I've added a section of Links in the left-hand column,which includes the oranizations and ways to donate referenced above. If any other runners or fundraisers out there would like me to add links to their pages, I'd be pleased to do so.

Thursday, June 23, 2011

A Day at the Beach (without the beach)

 
After tomorrow, I will have completed three of the ten weeks of the Arsenic Trioxide (not including the two week break in the middle). I've been asked how the daily IV infusion makes me feel, and I've finally found the right metaphor to describe it:

When I leave the oncologist's office each afternoon, I feel like I've spent the day at the beach. It's that sunburned, dehydrated, woozy, exhausted feeling that's normally cured with a pina colada and a lounge chair positioned to face the sunset. Except I don't actually have the sunburn, and I didn't actually play in the surf and sand.

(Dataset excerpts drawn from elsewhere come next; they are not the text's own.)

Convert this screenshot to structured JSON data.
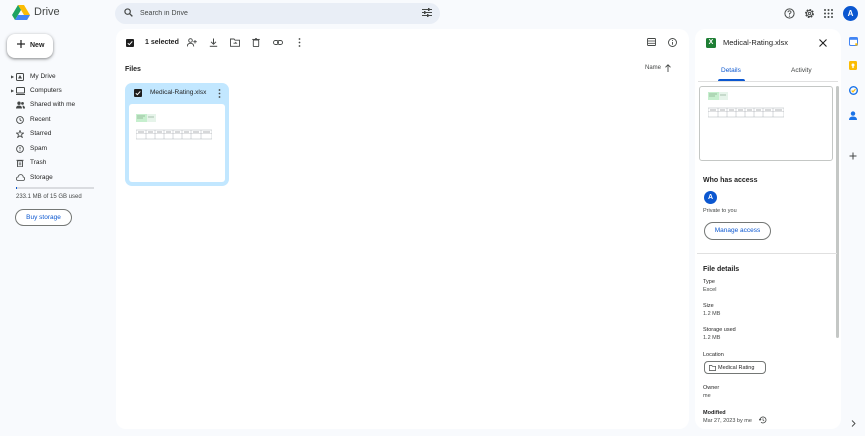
{
  "app": {
    "title": "Drive"
  },
  "search": {
    "placeholder": "Search in Drive"
  },
  "header": {
    "account_initial": "A"
  },
  "sidebar": {
    "new_label": "New",
    "items": [
      {
        "label": "My Drive",
        "icon": "my-drive-icon",
        "expandable": true
      },
      {
        "label": "Computers",
        "icon": "computer-icon",
        "expandable": true
      },
      {
        "label": "Shared with me",
        "icon": "people-icon",
        "expandable": false
      },
      {
        "label": "Recent",
        "icon": "clock-icon",
        "expandable": false
      },
      {
        "label": "Starred",
        "icon": "star-icon",
        "expandable": false
      },
      {
        "label": "Spam",
        "icon": "spam-icon",
        "expandable": false
      },
      {
        "label": "Trash",
        "icon": "trash-icon",
        "expandable": false
      },
      {
        "label": "Storage",
        "icon": "cloud-icon",
        "expandable": false
      }
    ],
    "storage_text": "233.1 MB of 15 GB used",
    "storage_fraction": 0.015,
    "buy_storage_label": "Buy storage"
  },
  "toolbar": {
    "selected_label": "1 selected"
  },
  "main": {
    "section_title": "Files",
    "sort_label": "Name",
    "files": [
      {
        "name": "Medical-Rating.xlsx",
        "selected": true
      }
    ]
  },
  "details": {
    "title": "Medical-Rating.xlsx",
    "file_type_badge": "X",
    "tabs": [
      "Details",
      "Activity"
    ],
    "active_tab": "Details",
    "access_heading": "Who has access",
    "access_avatar_initial": "A",
    "access_text": "Private to you",
    "manage_access_label": "Manage access",
    "file_details_heading": "File details",
    "type_label": "Type",
    "type_value": "Excel",
    "size_label": "Size",
    "size_value": "1.2 MB",
    "storage_used_label": "Storage used",
    "storage_used_value": "1.2 MB",
    "location_label": "Location",
    "location_value": "Medical Rating",
    "owner_label": "Owner",
    "owner_value": "me",
    "modified_label": "Modified",
    "modified_value": "Mar 27, 2023 by me"
  },
  "colors": {
    "accent": "#0b57d0",
    "selected_card": "#c2e7ff",
    "excel": "#1e7e34",
    "background": "#f8fafd"
  }
}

I haven't tried the pina colada and lounge chair remedy yet. Maybe I should, though I am not complaining about this day-at-the-beach side effect. It is nothing compared to what chemo can do. I'm making the most of my Summer at the Beach (without the beach) before the season ends and I begin two more rounds of stronger chemo (Daunarubicin).

In my first post, I'd hoped to be walking on a white sandy beach by August. That won't be happening. But it will eventually, and I'll relish that exhausted feeling at the end of the day.